Hari itu, Kamis 26 Mei 2022, 10 tahun kemudian baru kami berjumpa tatap muka lagi. 

Haru banget mereka mau main ke rumah saya di daerah Surabaya Barat. Yang notabene jauh banget dari rumah mereka di Surabaya Timur dan Sidoarjo. 

Seneng dan haru. Ditambah sungkan. Karena yang notabene memberi suguhan adalah mereka ya. Ada yang bawa krupuk 2 plastik gede. Ada yang bawa ayam bakar lengkap dengan sayur dan nasinya. Pasti juga sambal. 

Jadi saya cuma kebagian menyediakan air putih dan beberapa mainan untuk anak kecil yang ikutan. Untung saja kemarin iseng saya beli mainan lego dll. 

Mbak Rina, Mbak Ririe dan mbak Nikma berbagi cerita sambil menyampaikan keinginannya memberi ilmu baru untuk komunitas MSF. 

Lebih banyak ingin memasukkan unsur digital marketing  dalam materi edukasi ke crafter nanti. 
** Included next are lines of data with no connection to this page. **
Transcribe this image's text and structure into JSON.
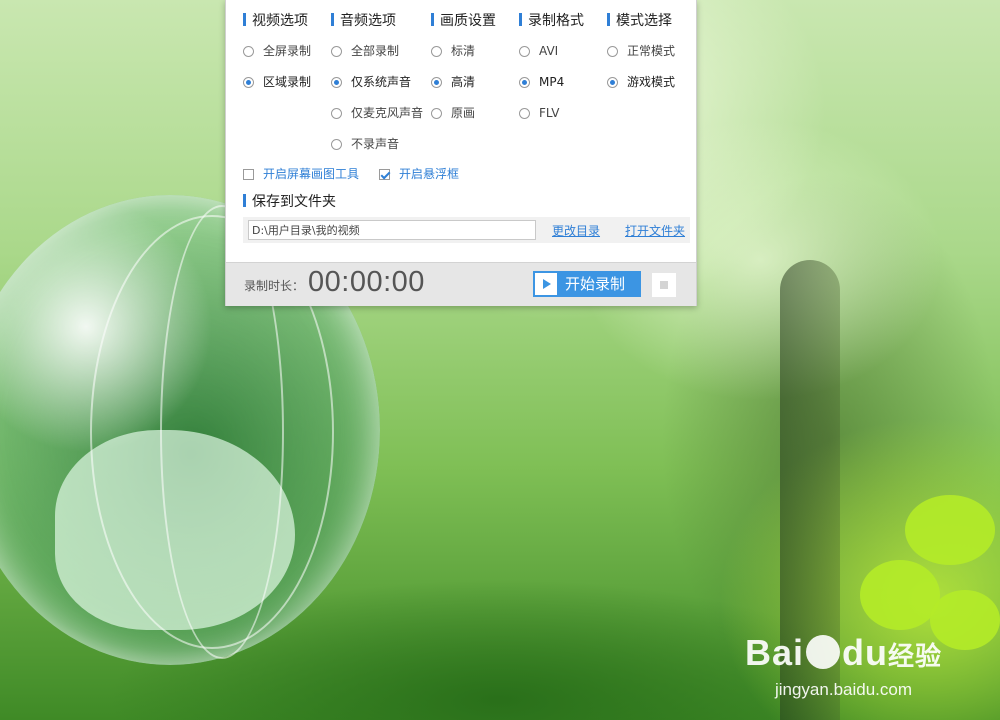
{
  "sections": [
    {
      "title": "视频选项",
      "options": [
        {
          "label": "全屏录制",
          "checked": false
        },
        {
          "label": "区域录制",
          "checked": true
        }
      ]
    },
    {
      "title": "音频选项",
      "options": [
        {
          "label": "全部录制",
          "checked": false
        },
        {
          "label": "仅系统声音",
          "checked": true
        },
        {
          "label": "仅麦克风声音",
          "checked": false
        },
        {
          "label": "不录声音",
          "checked": false
        }
      ]
    },
    {
      "title": "画质设置",
      "options": [
        {
          "label": "标清",
          "checked": false
        },
        {
          "label": "高清",
          "checked": true
        },
        {
          "label": "原画",
          "checked": false
        }
      ]
    },
    {
      "title": "录制格式",
      "options": [
        {
          "label": "AVI",
          "checked": false
        },
        {
          "label": "MP4",
          "checked": true
        },
        {
          "label": "FLV",
          "checked": false
        }
      ]
    },
    {
      "title": "模式选择",
      "options": [
        {
          "label": "正常模式",
          "checked": false
        },
        {
          "label": "游戏模式",
          "checked": true
        }
      ]
    }
  ],
  "checkboxes": [
    {
      "label": "开启屏幕画图工具",
      "checked": false
    },
    {
      "label": "开启悬浮框",
      "checked": true
    }
  ],
  "save": {
    "title": "保存到文件夹",
    "path": "D:\\用户目录\\我的视频",
    "change_dir": "更改目录",
    "open_folder": "打开文件夹"
  },
  "footer": {
    "duration_label": "录制时长：",
    "duration": "00:00:00",
    "start_label": "开始录制"
  },
  "watermark": {
    "logo_left": "Bai",
    "logo_mid": "du",
    "logo_right": "经验",
    "url": "jingyan.baidu.com"
  },
  "colors": {
    "accent": "#3c95e3",
    "link": "#2f7fd6"
  }
}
Alhamdulillah. Pengalaman saya malang melintang jadi Trainer Gapura Digital (yang mengajarkan konsep digital marketing untuk UMKM pemula), mentor startup juga guru coding, bisa jadi bahan wawasan baru untuk anggota MSF ini. 

Badan saya rada meriang sebenarnya, karena kemarin terlalu ngoyo mindahin mebel jati di rumah. Demi menyediakan ruang duduk yang nyaman untuk mereka :)

Kedatangan 3 crafter ini memberikan suntikan semangat sekaligus nostalgia ingat jaman perjuangan mencari jati diri. Dari jualan jilbab online, belajar otodidak bikin asesoris handmade, belajar bisnis dan digital marketing juga coding dst.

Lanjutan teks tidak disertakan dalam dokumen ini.